Hanging With the Chestnuts
by Bill Chameides | March 25th, 2010
posted by Erica Rowell (Editor)
Stand of seedlings grown from nuts of selected third-generation backcrossed trees. One of this group may be selected to produce nuts that will be planted for propagation. Fred Hebard, Steve Hopp, Bonnie Chameides, and golden retriever Mattie in picture.
The seeds for returning a grand tree to American forests may be growing at the American Chestnut Foundation Research Farm.

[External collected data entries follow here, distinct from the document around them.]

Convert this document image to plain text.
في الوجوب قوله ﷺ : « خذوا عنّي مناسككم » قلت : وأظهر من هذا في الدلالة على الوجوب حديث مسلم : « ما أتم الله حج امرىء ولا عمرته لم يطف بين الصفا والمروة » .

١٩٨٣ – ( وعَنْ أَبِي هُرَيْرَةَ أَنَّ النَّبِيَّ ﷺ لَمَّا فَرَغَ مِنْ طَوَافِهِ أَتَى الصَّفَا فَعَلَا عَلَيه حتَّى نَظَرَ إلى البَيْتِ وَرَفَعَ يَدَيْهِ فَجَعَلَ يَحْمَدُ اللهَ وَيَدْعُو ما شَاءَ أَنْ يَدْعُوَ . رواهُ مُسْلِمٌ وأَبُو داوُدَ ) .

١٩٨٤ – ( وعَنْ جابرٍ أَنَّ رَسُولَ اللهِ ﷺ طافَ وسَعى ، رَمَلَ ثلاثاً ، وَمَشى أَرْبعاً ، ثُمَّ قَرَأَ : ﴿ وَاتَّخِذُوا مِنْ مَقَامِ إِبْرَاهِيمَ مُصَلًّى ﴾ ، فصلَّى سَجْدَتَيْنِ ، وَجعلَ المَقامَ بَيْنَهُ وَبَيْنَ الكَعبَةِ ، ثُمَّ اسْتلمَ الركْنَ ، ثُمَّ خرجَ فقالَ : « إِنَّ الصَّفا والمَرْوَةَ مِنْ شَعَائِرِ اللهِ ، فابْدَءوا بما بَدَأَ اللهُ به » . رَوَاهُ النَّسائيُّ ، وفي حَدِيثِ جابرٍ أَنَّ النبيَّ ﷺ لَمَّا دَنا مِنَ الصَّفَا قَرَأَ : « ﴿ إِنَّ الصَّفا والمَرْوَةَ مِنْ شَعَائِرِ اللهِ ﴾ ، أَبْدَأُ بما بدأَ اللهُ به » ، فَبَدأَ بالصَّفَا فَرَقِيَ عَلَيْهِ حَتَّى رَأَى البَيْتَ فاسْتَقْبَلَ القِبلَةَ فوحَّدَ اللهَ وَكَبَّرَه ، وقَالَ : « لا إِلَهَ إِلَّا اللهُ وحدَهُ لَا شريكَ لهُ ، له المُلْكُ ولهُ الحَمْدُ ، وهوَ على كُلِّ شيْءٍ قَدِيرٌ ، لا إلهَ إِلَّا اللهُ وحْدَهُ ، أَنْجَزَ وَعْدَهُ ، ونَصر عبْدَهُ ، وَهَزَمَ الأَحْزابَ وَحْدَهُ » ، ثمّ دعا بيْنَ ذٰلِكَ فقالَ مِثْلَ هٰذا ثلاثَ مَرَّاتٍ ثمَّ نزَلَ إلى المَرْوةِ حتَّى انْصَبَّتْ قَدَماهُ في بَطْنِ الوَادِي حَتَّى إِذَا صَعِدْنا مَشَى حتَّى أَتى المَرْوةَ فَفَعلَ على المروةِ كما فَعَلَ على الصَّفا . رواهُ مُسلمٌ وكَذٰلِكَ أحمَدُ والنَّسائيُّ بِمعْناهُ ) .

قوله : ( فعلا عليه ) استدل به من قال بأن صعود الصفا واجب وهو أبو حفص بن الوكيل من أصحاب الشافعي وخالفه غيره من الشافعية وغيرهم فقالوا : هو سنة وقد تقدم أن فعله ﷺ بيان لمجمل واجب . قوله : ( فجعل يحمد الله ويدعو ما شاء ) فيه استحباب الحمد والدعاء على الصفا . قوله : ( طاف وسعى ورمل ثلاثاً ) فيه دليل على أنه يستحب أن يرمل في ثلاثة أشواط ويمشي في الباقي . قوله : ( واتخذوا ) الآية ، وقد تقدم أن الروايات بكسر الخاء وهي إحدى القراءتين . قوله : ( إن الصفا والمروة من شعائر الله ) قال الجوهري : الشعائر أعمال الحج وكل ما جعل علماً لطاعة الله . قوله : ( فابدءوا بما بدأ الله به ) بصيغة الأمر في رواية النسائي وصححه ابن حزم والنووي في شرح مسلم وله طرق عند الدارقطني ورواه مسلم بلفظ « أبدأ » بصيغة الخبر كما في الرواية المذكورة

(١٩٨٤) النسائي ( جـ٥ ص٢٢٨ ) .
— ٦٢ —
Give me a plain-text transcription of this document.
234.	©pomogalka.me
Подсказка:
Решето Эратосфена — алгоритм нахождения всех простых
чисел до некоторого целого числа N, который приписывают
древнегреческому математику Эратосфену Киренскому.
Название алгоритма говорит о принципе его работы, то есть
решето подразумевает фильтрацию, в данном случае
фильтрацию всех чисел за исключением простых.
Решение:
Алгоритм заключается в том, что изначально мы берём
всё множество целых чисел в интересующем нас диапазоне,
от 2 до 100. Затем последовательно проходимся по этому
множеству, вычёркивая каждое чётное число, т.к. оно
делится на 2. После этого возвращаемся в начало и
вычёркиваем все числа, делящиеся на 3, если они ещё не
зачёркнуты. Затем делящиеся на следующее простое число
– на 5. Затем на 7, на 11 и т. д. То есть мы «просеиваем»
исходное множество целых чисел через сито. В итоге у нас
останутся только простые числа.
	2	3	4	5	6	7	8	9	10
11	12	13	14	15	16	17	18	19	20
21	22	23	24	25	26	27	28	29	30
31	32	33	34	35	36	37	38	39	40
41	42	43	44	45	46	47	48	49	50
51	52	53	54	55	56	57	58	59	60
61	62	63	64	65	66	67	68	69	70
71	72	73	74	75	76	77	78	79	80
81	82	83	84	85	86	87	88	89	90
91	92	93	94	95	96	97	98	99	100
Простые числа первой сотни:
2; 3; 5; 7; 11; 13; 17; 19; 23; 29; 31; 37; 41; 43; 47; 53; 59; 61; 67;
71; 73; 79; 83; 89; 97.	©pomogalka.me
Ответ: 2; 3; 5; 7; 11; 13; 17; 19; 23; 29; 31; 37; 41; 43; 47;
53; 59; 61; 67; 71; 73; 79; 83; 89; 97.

About a year ago TheGreenGrok honored the American chestnut tree on Arbor Day. The once-dominant sylvan presence from Maine to Florida was essentially wiped out by the chestnut blight, an exotic disease that was likely imported on a Chinese or Japanese chestnut around the beginning of the 20th century.
But the saga of the American chestnut may not be over. Dedicated environmentalists and foresters have been working hard to develop a new hybrid of the American chestnut that is resistant to the blight. If successful, our native chestnut could return to the American landscape.
The American Chestnut: Turning Over a New Leaf?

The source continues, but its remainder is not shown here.